A magnitude 6.8 earthquake woke up sleeping residents of southern Alaska at 1:30 am Sunday morning.
In its initial report, the US Geological Survey (USGS) registered the earthquake as a magnitude 7.1, downgraded it to 6.8, and then raised it back to 7.1. There are no deaths or serious injuries reported. The USGS also says Alaska is not in danger of a subsequent tsunami.
“Everything was flying off the shelves,” Bob Candopolous of Seward told 2KTUU News. “It was tough to get to the front door to get out of the house.”
The epicenter was located about 162 miles southwest of Anchorage, in the Cook Inlet region.
“My husband came into the bedroom forcefully saying, ‘Get up! Get up!’ said,” Associated Press reporter Mark Thiessen. “But I was already awake, trying to figure out what was happening.”

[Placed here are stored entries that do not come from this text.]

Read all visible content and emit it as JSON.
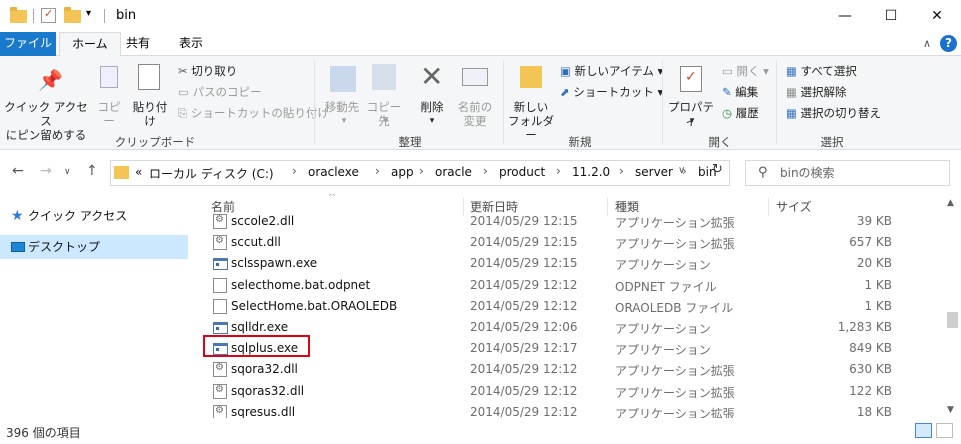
{
  "window": {
    "title": "bin",
    "minimize": "—",
    "maximize": "☐",
    "close": "✕"
  },
  "tabs": [
    "ファイル",
    "ホーム",
    "共有",
    "表示"
  ],
  "ribbon": {
    "quick_access": "クイック アクセス\nにピン留めする",
    "copy": "コピー",
    "paste": "貼り付け",
    "cut": "切り取り",
    "copy_path": "パスのコピー",
    "paste_shortcut": "ショートカットの貼り付け",
    "clipboard_group": "クリップボード",
    "move_to": "移動先",
    "copy_to": "コピー先",
    "delete": "削除",
    "rename": "名前の\n変更",
    "organize_group": "整理",
    "new_folder": "新しい\nフォルダー",
    "new_item": "新しいアイテム",
    "shortcut": "ショートカット",
    "new_group": "新規",
    "properties": "プロパティ",
    "open": "開く",
    "edit": "編集",
    "history": "履歴",
    "open_group": "開く",
    "select_all": "すべて選択",
    "select_none": "選択解除",
    "invert_selection": "選択の切り替え",
    "select_group": "選択"
  },
  "address": {
    "crumbs": [
      "ローカル ディスク (C:)",
      "oraclexe",
      "app",
      "oracle",
      "product",
      "11.2.0",
      "server",
      "bin"
    ],
    "overflow": "«",
    "search_placeholder": "binの検索"
  },
  "navpane": {
    "items": [
      "クイック アクセス",
      "デスクトップ"
    ]
  },
  "columns": {
    "name": "名前",
    "date": "更新日時",
    "type": "種類",
    "size": "サイズ"
  },
  "files": [
    {
      "name": "sccole2.dll",
      "date": "2014/05/29 12:15",
      "type": "アプリケーション拡張",
      "size": "39 KB",
      "icon": "dll"
    },
    {
      "name": "sccut.dll",
      "date": "2014/05/29 12:15",
      "type": "アプリケーション拡張",
      "size": "657 KB",
      "icon": "dll"
    },
    {
      "name": "sclsspawn.exe",
      "date": "2014/05/29 12:15",
      "type": "アプリケーション",
      "size": "20 KB",
      "icon": "exe"
    },
    {
      "name": "selecthome.bat.odpnet",
      "date": "2014/05/29 12:12",
      "type": "ODPNET ファイル",
      "size": "1 KB",
      "icon": "file"
    },
    {
      "name": "SelectHome.bat.ORAOLEDB",
      "date": "2014/05/29 12:12",
      "type": "ORAOLEDB ファイル",
      "size": "1 KB",
      "icon": "file"
    },
    {
      "name": "sqlldr.exe",
      "date": "2014/05/29 12:06",
      "type": "アプリケーション",
      "size": "1,283 KB",
      "icon": "exe"
    },
    {
      "name": "sqlplus.exe",
      "date": "2014/05/29 12:17",
      "type": "アプリケーション",
      "size": "849 KB",
      "icon": "exe"
    },
    {
      "name": "sqora32.dll",
      "date": "2014/05/29 12:12",
      "type": "アプリケーション拡張",
      "size": "630 KB",
      "icon": "dll"
    },
    {
      "name": "sqoras32.dll",
      "date": "2014/05/29 12:12",
      "type": "アプリケーション拡張",
      "size": "122 KB",
      "icon": "dll"
    },
    {
      "name": "sqresus.dll",
      "date": "2014/05/29 12:12",
      "type": "アプリケーション拡張",
      "size": "18 KB",
      "icon": "dll"
    }
  ],
  "highlight_color": "#e3000f",
  "status": {
    "count": "396 個の項目"
  }
}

The earthquake may have surprised sleeping homeowners, but quakes are common in Alaska, particularly of this magnitude. The US Geological Survey (USGS) reports a magnitude 7 or greater earthquake someone in or offshore Alaska every one to two years on average.
“This is a common type of event for this region and depth,” the University of Alaska Earthquake Center reports. “Earthquakes of similar sizes occurred in the Lower Cook Inlet in 1912 and 1933, but we do not have precise magnitudes and locations for that time period.”
Of the almost 23,000 Alaskans who power their homes through Homer Electric Association, almost 5,000 are without power Sunday after the quake. The Matanuska Electric Association and Chugach Electric Association also reported 4,900 and 4,600 outages respectively, but by around 6:30 am Sunday morning the number of outages had been reduced to a little more than 100 each.
2KTUU News also reports more than 20 homes in Kenai have been evacuated due to a possible gas leak.
“When it hit, it was just soft at first, and it just kept getting bigger,” Joshua Veldstra, a professional photographer who lives in Homer, told CNN. “It was one of those moments where you didn’t know if it was going to get worse or if it was going to calm down.”
The Alaska Earthquake Center recorded about 30 aftershocks in the first two and half hours after the quake, including a 4.3 magnitude earthquake at 3:37 am local time.
Earthquakes occur in Alaska because of stresses between two tectonic plates: the Pacific Plate and the North American Plate. The Pacific Plate moves about two inches northward each year and it is pushed below, or “subducts,” beneath the North American Plate. The Yakutat block, an irregularity on the top of the Pacific Plate, prevents a smooth subduction.
While Sunday morning’s earthquake was damaging, it was far less destructive than the 1964 Great Alaska Earthquake, the second largest global earthquake ever recorded. Noted as the largest earthquake in Alaska by the USGS, the Great Quake occurred on March 27 with a magnitude of 9.2. The quake triggered a tsunami that destroyed many towns along the Gulf of Alaska. One hundred thirty-one people were killed by the 1964 quake, 9 from the earthquake itself and another 122 from the ensuing tsunami.